With the release of this documentary series, one figure in particular has been singled out as a remarkable anti-hero for these complex times. Since the release of the documentary, her name and image alone have prompted a revived windfall of attention from the media and public alike.

In a career that spanned three decades, Ma Anand Sheela served as the personal secretary and tenacious mouthpiece for the Bhagwan and his community of Rajneeshees. Across various interviews and television appearances, Sheela made an indelible impression with her capricious blend of provocative rhetoric and resolute defence of Bhagwan and his community of devotees.

Today, 20 years on from this ignominious chapter of Oregon’s history, we visit the self-proclaimed “ Mother of Rajneeshpuram’ in her residential care home Wohnheim Mastrusaden, located in the outskirts of Basel, Switzerland. In an exclusive conversation that traces her journey from spiritual lieutenant to charity worker and caregiver, we uncover the woman behind the rhetoric, and meet the tour de force whose image and legacy has been shaped by the winds of the wildest storm.


MA ANAND SHEELA

sheela sat down looking at camera

After the ashes of Oregon’s incendiary chapter have simmered to a shadow of the past, and 5000 miles away, we meet Ma Anand Sheela at the care-home residence she established following the tumultous aftermath of Rajneeshpuram. Nestled on a quiet suburban hilltop, where the mountains seem to meet the air,  the Wohnheim Mastrusaden is home to Sheela, her quiet community of disabled patients and a few residential healthcare workers. The establishment itself is a reposing, functional structure solely dedicated to the service and care of its residents.  Ma Anand Sheela herself, or ‘Sheela’ as she is referred to, is far removed from the tight-lipped, keen nosed guard dog once pitched for public consumption in earlier television interviews. She seems slighter in person, but her crop of grey hair frames an impish, lively face that is quick to animate with laughter. As we are given a prompt introduction to the establishment and its family of staff, it becomes clear that there may never have been a more suitable candidate for the all encompassing role of caregiver, mother, and leader.  She is proud of her work and seems at ease in our company.

The residency itself, a fixture in the small town’s community, provides a lifelong commitment of care to its patients.

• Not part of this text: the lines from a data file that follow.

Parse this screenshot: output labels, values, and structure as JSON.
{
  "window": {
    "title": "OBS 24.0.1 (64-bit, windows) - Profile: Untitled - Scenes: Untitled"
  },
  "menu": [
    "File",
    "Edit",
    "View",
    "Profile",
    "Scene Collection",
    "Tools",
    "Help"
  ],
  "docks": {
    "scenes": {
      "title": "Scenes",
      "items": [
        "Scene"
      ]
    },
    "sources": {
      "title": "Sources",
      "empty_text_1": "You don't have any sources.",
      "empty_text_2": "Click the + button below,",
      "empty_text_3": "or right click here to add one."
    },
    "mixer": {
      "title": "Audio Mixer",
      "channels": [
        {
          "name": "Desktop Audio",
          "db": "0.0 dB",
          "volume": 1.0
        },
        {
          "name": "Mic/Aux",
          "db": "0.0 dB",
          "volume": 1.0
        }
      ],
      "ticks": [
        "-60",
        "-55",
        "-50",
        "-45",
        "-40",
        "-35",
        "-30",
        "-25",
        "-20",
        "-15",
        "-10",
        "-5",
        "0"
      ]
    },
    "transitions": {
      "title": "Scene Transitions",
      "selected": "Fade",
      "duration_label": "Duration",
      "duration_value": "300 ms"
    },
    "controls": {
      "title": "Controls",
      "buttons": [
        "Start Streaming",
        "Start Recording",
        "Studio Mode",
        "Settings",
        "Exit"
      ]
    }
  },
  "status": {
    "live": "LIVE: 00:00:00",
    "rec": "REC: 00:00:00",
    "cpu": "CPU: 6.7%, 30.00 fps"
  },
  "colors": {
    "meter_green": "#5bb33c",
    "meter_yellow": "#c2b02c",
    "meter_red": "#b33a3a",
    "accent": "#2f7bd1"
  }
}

Most of them arrive with varying degrees of handicaps, and are placed in the full care of Sheela and her team of caregivers. “ I call them my people”, says Sheela, “and my people sit in my heart.” However, whatever solace she has found in her allies, she still defends her work in the face of unsolicited criticism from others. Directing our attention to an anonymous residential building adjacent to the care-home, Sheela remarks that their presence often elicits discomfort from others. Tactfully, she alludes to the foreign threat of handicaps and race offending more conservative neighbouring opinion. However, where she now stands, criticism like this has little effect, if any. “You have to also think of the roots, my roots,” she remarked, “my father was a freedom fighter, together with Gandhi. We have been taught freedom and equality from childhood.” 

Still, it is difficult to ignore the distinct parallels between her journey from the valleys of Oregon to the suburbs of Basel – both sequestered territories that resist more unconventional ideals . To better understand the machinations and symbiotic de-evolution of Sheela’s relationship with Oregon and Bhagwan, we direct the conversation to address the arc of her journey and unfold a story that would forever remain a murky account of history and its causes.

I. STRANGER IN A STRANGE LAND


 

Sheela

They used to call us the red people in red heels.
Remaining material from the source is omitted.